OverDrive's Content Reserve, called a "global digital content marketplace," is a repository for content providers. The content provider/publisher uploads a single copy of each title and all associated marketing, pricing, and DRM information into the Content Reserve account. This is a secure location from which the publisher sells to retailers.
In turn, e-book retailers can build a catalog of titles by drawing from those in the Content Reserve. Content Reserve manages the copyright and distribution issues for each title as well. Through this service, e-book publishers and retailers can open an account, manage their inventory, and get an instant record of sales and transaction activity. All that is required is a PC, an Internet connection, and a Web browser.

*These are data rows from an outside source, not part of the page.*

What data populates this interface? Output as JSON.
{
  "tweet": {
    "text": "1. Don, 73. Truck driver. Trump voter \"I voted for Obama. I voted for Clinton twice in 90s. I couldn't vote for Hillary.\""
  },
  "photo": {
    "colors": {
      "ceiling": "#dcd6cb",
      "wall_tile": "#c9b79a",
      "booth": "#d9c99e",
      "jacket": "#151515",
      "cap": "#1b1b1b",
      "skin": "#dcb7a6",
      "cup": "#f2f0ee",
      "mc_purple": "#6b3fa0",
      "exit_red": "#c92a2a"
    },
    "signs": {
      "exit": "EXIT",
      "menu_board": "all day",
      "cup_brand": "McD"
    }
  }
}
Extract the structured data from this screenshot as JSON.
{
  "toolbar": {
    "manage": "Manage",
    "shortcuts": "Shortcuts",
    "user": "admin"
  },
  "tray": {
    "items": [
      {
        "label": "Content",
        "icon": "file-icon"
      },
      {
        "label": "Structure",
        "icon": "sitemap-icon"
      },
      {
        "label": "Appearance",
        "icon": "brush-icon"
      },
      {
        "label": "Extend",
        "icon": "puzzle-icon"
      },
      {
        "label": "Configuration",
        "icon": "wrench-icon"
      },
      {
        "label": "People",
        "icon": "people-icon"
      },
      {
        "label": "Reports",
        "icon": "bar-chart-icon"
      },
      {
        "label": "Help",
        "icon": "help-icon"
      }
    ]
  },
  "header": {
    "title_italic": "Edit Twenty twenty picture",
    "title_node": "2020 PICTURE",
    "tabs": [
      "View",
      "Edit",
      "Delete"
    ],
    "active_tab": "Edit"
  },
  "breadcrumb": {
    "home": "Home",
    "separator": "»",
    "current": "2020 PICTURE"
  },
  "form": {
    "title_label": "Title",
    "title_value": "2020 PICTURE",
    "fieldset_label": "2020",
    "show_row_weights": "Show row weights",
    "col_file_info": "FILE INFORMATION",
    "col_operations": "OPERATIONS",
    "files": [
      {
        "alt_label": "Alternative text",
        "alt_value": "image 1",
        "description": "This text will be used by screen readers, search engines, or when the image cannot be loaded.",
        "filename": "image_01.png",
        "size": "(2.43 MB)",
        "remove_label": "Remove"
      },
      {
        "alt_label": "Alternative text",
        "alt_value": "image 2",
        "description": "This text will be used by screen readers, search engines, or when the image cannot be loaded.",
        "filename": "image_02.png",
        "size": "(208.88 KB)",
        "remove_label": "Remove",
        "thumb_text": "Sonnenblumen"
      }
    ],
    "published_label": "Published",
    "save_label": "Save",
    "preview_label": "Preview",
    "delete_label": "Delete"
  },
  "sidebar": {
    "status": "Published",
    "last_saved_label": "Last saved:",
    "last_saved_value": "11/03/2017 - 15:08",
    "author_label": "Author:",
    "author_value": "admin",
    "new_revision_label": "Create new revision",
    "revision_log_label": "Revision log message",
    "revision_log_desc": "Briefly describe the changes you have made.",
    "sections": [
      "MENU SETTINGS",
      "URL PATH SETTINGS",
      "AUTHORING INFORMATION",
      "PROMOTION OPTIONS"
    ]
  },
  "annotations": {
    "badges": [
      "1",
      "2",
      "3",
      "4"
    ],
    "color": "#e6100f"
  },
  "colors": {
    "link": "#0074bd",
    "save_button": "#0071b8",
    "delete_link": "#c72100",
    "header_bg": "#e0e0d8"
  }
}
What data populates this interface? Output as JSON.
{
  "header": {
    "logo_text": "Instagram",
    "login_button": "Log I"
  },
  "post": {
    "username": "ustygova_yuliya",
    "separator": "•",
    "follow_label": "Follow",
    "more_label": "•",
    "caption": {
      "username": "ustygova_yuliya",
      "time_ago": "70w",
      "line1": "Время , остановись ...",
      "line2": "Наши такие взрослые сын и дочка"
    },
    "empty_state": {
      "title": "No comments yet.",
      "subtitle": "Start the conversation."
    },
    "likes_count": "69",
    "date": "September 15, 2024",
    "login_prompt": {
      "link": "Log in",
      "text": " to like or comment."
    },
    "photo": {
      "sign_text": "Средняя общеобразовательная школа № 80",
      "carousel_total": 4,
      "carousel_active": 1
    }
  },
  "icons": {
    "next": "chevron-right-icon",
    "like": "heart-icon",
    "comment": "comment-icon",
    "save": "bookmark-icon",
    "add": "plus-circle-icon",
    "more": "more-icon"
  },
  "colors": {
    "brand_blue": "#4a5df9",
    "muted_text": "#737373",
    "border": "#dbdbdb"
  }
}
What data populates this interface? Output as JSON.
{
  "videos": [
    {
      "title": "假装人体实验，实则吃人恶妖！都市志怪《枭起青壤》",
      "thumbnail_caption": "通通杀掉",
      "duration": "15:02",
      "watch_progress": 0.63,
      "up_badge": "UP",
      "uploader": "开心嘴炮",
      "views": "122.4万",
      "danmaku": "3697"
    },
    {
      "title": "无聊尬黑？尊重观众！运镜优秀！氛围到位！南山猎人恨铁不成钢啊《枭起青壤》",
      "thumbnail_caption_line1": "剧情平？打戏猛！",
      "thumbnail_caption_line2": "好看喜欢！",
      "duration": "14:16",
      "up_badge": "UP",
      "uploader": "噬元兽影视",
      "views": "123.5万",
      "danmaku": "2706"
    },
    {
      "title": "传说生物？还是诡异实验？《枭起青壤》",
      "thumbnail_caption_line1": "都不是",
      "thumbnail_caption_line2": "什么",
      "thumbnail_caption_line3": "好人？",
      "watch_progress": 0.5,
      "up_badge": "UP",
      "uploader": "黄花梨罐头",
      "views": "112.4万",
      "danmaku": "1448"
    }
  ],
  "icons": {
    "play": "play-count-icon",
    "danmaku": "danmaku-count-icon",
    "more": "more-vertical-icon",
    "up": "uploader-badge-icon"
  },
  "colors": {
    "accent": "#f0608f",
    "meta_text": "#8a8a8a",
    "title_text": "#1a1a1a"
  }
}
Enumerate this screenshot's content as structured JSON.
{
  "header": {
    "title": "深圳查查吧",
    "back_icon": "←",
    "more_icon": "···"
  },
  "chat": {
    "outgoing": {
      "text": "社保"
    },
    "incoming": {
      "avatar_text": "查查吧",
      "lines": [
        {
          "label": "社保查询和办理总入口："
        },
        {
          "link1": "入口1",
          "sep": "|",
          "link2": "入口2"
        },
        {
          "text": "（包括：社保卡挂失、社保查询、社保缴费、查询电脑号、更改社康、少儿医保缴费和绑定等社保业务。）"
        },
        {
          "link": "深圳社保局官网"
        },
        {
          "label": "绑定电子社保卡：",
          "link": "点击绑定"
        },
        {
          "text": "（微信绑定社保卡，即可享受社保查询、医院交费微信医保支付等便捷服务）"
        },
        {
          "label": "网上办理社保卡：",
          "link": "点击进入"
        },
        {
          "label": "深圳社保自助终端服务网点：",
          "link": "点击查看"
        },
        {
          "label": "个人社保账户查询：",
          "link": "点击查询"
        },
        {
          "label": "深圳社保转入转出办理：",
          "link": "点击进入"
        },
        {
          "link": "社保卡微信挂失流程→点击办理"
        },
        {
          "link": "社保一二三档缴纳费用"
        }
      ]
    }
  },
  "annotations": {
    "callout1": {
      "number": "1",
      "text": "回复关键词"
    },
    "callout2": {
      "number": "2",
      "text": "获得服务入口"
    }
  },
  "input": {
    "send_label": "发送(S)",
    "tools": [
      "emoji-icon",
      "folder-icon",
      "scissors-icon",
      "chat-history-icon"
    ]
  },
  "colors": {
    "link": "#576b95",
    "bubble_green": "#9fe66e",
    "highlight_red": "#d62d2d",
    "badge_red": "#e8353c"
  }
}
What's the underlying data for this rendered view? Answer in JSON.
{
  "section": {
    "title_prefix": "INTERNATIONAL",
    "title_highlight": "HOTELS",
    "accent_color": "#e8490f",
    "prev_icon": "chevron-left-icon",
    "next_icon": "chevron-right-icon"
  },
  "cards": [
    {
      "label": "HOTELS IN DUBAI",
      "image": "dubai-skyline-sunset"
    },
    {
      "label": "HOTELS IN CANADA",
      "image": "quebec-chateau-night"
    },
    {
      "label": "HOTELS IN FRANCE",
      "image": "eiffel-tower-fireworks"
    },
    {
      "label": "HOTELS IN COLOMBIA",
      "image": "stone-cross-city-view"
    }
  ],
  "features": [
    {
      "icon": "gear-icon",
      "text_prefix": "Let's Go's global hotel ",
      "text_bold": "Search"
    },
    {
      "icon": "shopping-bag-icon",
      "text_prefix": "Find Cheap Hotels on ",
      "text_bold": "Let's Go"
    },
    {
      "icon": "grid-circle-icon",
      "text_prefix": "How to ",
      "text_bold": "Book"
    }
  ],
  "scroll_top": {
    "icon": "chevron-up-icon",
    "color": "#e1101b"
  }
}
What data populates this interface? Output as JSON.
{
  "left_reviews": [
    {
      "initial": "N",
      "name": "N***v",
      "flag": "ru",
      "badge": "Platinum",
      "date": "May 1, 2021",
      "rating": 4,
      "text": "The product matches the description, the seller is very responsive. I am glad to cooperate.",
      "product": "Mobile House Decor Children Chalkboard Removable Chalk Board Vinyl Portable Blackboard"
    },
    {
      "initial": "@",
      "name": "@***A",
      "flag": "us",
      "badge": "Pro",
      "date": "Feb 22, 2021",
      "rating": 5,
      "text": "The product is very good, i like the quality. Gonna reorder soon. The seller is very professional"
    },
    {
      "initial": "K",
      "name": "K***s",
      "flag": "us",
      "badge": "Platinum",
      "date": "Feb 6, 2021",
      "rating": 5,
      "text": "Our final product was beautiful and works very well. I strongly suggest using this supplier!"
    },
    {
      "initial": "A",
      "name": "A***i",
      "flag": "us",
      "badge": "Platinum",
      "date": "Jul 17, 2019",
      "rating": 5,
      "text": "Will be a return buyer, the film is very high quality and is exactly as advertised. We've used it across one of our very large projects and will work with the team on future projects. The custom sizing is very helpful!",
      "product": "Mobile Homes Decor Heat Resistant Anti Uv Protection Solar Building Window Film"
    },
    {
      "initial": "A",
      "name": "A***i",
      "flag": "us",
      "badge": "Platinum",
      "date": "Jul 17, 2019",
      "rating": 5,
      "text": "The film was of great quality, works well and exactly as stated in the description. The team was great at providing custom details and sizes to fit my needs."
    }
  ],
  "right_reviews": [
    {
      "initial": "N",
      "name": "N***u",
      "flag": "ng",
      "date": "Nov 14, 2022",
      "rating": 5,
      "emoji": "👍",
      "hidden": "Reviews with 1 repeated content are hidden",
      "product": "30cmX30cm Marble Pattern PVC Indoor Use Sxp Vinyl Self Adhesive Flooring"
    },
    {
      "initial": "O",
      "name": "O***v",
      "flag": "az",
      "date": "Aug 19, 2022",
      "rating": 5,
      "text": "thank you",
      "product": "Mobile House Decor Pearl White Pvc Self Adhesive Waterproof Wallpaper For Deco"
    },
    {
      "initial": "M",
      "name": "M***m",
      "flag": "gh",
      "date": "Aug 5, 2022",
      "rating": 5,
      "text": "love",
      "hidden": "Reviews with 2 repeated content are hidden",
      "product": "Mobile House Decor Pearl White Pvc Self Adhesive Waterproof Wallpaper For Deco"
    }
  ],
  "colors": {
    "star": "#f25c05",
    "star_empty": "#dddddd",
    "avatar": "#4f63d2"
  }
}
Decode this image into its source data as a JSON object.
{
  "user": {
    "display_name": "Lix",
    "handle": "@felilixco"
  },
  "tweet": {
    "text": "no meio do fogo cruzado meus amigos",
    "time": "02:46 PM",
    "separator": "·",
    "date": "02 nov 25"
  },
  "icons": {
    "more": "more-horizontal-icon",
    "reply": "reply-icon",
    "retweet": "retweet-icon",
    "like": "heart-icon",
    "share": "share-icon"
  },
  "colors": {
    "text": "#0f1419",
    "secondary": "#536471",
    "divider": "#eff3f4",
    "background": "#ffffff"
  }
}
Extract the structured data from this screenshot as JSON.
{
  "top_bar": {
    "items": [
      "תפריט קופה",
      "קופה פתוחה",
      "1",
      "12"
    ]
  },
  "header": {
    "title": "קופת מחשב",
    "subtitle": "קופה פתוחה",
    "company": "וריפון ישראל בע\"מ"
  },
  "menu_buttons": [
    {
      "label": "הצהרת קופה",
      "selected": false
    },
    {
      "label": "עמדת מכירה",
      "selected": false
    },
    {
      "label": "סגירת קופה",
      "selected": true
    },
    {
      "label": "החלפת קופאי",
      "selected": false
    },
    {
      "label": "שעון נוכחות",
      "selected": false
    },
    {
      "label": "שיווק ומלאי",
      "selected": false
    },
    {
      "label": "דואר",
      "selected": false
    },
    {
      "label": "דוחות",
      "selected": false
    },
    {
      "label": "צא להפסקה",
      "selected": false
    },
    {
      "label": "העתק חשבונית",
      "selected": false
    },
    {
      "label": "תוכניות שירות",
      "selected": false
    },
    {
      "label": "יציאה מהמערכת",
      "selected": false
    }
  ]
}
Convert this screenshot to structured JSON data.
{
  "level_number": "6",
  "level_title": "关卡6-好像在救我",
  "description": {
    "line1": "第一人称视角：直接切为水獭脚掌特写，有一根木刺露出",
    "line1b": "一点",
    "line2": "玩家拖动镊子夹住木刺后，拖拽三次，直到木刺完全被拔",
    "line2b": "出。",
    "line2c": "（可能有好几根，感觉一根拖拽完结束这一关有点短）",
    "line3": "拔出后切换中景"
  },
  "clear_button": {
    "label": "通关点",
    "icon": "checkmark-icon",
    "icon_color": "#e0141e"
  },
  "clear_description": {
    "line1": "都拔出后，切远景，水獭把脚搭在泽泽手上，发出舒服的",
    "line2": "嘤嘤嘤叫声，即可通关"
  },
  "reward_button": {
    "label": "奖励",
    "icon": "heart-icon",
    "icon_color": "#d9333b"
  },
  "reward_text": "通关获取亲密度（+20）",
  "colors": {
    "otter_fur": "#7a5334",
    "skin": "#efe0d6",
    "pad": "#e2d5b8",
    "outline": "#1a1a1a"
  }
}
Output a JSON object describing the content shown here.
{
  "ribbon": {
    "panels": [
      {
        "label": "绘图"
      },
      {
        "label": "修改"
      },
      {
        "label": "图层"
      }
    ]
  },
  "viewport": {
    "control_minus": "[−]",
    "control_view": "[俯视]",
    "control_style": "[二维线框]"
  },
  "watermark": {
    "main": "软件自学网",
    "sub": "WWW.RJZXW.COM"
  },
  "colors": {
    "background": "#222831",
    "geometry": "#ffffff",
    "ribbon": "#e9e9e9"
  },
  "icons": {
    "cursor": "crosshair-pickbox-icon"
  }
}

In addition to the DRM and content management sides of the e-book business, OverDrive is also an active player in electronic publishing. According to founder and chief executive officer Steve Potash, the company began its life as an e-books provider, supplying software that allowed publishers to move content onto diskettes. Now, OverDrive is a leader in this area, with three distinct products.
BookWorks software can be used to produce electronic books on CD-ROM. It includes full-text indexing, a search engine, and the tools to create navigational maps and trees, giving users the ability to manage intellectual content easily. All data is in a single compressed file complete with hyperlinks, graphics, tables, maps, trees, and a text index. The viewer for BookWorks is based on Microsoft's Internet Explorer. It also has an SQL engine for publishing databases. Another module, BookWorks DNA, is a software system designed to protect copyrighted material, text, images, and other digital files for secure distribution and sale.
OverDrive Connect is a tool that content providers can use to extend the value of their content by allowing it to be converted instantly into e-book material. When content owners add the OverDrive Connect link to their Web sites, users can instantly convert and download pages from content found on the Internet or an intranet into portable e-books.
The tool converts pages, articles, or entire sections of material to Microsoft Reader format for portable reading on a desktop PC, notebook computer, or Pocket PC. Content owners can then deploy DRM to protect the converted content. OverDrive Connect is available at several Web sites, including Fathom Knowledge Network's online educational site (www.fathom.com).
Formatted e-books have the potential to do away with the traditional photocopied coursepak. Under an initiative with the University of Ph'enix, OverDrive software will deliver all of the university's distance learning course content; there will be no print materials in the program.
OverDrive also sells ReaderWorks, a tool used to convert Microsoft Word documents into Microsoft Reader books for distribution via the Web. And finally, OverDrive's eBookExpress is a free service that allows anyone to build a basic e-book.